Instructional technologists have traditionally used the scientific or rationalistic paradigm to study the instructional potential of pictures. Naturalistic and rationalistic inquiry differ in their views of reality and truth, the relationship between the investigator and the subject, the goals of inquiry, and the role of values in inquiry. Naturalistic inquiry on how pictures are used by students and teachers would take place in schools under normal instructional settings. Such studies could involve observation and interviews by a team of investigators who might note the types of pictures used, outcomes expected, teacher and learner behavior, subject matters, and instructional strategies.

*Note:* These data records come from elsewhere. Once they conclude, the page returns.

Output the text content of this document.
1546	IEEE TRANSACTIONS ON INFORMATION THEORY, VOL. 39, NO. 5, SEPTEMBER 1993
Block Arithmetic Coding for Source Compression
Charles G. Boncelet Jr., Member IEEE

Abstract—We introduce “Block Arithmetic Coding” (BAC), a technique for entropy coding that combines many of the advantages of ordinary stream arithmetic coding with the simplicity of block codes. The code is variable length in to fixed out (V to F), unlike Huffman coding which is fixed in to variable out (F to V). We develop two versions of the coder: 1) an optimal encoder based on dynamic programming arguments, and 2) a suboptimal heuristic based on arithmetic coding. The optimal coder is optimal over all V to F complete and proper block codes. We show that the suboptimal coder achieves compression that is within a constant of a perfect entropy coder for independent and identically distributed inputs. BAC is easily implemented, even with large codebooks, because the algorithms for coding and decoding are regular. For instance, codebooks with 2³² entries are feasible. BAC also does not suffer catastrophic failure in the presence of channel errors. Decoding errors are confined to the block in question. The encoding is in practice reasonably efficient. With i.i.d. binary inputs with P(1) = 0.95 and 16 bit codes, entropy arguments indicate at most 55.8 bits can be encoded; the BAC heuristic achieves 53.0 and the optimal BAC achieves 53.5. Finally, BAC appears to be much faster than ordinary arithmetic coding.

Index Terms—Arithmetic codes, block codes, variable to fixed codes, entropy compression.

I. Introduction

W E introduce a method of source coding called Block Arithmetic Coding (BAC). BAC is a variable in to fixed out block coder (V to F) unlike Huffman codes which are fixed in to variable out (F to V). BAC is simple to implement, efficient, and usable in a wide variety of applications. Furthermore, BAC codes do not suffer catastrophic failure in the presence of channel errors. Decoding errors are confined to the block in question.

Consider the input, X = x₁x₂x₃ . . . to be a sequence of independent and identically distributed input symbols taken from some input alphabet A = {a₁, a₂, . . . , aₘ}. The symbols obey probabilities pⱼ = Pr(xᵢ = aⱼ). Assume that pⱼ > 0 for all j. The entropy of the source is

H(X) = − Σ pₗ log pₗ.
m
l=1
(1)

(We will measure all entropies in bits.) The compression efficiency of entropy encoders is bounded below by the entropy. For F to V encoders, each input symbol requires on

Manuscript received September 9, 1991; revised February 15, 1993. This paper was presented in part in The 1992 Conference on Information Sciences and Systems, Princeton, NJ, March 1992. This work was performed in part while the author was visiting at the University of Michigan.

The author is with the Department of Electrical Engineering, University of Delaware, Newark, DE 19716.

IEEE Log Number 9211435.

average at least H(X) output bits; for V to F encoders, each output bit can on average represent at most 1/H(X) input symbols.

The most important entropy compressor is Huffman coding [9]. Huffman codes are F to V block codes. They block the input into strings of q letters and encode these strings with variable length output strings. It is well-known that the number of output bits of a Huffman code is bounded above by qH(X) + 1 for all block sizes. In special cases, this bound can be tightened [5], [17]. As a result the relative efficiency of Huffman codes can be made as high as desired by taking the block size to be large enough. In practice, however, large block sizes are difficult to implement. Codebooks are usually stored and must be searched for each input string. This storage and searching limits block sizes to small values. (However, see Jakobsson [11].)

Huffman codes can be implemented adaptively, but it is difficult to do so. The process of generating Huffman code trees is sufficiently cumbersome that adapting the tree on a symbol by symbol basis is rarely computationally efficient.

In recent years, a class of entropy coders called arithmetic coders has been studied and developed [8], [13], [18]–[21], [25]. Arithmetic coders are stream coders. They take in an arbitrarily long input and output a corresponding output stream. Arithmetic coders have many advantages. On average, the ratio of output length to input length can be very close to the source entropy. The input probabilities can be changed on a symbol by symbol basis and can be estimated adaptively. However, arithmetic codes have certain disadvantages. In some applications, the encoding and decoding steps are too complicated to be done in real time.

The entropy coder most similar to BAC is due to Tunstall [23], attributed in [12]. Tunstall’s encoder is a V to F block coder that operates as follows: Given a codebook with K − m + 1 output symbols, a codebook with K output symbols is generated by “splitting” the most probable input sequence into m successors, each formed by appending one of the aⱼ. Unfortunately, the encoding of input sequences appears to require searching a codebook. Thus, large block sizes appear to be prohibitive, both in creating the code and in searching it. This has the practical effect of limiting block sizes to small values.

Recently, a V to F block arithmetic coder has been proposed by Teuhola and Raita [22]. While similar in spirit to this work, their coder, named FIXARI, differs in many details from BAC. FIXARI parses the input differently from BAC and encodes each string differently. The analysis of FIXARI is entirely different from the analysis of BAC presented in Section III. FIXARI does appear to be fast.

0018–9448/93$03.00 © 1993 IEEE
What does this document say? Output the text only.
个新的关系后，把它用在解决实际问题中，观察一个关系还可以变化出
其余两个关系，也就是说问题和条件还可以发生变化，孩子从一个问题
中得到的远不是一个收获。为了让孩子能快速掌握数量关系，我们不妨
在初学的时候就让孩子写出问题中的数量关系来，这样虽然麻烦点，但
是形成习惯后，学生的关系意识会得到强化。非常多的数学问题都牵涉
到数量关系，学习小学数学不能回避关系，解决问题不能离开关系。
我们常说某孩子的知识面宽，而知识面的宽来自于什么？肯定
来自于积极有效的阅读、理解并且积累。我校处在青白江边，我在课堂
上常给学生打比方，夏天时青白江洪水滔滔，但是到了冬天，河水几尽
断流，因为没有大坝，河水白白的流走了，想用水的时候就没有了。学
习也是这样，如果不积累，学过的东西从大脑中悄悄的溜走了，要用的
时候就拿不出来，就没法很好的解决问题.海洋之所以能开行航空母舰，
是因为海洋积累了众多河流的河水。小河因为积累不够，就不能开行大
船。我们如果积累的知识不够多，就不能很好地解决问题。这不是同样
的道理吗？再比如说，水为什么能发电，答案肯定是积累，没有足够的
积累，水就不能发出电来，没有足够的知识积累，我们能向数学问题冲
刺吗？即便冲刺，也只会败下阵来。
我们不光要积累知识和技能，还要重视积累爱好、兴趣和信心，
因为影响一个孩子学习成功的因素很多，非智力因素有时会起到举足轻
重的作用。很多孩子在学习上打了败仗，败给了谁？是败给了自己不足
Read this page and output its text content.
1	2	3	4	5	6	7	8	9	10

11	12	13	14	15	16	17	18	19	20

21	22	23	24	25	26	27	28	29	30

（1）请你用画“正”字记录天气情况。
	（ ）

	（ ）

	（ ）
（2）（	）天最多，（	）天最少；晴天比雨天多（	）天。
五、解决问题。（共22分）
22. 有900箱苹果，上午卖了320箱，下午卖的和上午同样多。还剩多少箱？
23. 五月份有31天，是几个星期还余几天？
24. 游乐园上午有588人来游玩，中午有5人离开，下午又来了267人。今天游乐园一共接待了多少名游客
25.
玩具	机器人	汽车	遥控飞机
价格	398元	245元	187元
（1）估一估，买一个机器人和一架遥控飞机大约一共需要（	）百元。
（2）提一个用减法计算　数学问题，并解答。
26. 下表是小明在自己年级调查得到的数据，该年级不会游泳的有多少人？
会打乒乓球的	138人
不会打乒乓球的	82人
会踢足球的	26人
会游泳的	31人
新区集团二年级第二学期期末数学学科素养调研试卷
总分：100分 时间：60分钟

The resulting set of descriptive notes would be sifted, reorganized, and refined to identify recurring patterns that would aid in the understanding of the phenomena being examined. Data would be used to sharpen the focus for the next series of studies, which could include determining the types of instructional functions that can be served by pictures, or by examining the role of pictures within a given content area for a specific type of learning outcome or a particular type of learner. What is most important to the instructional technologist is not the identification of specific questions that can benefit from naturalistic inquiry but to understand and take advantage of its unique characteristics. Four references are listed. (LMM)
Publication Type: Opinion Papers; Speeches/Meeting Papers
Education Level: N/A
Authoring Institution: N/A
Identifiers: Naturalistic Research
Note: Paper presented at the Annual Meeting of the Association for Educational Communications and Technology (Dallas, TX, January 20-24, 1984). For proceedings, see IR 011 020.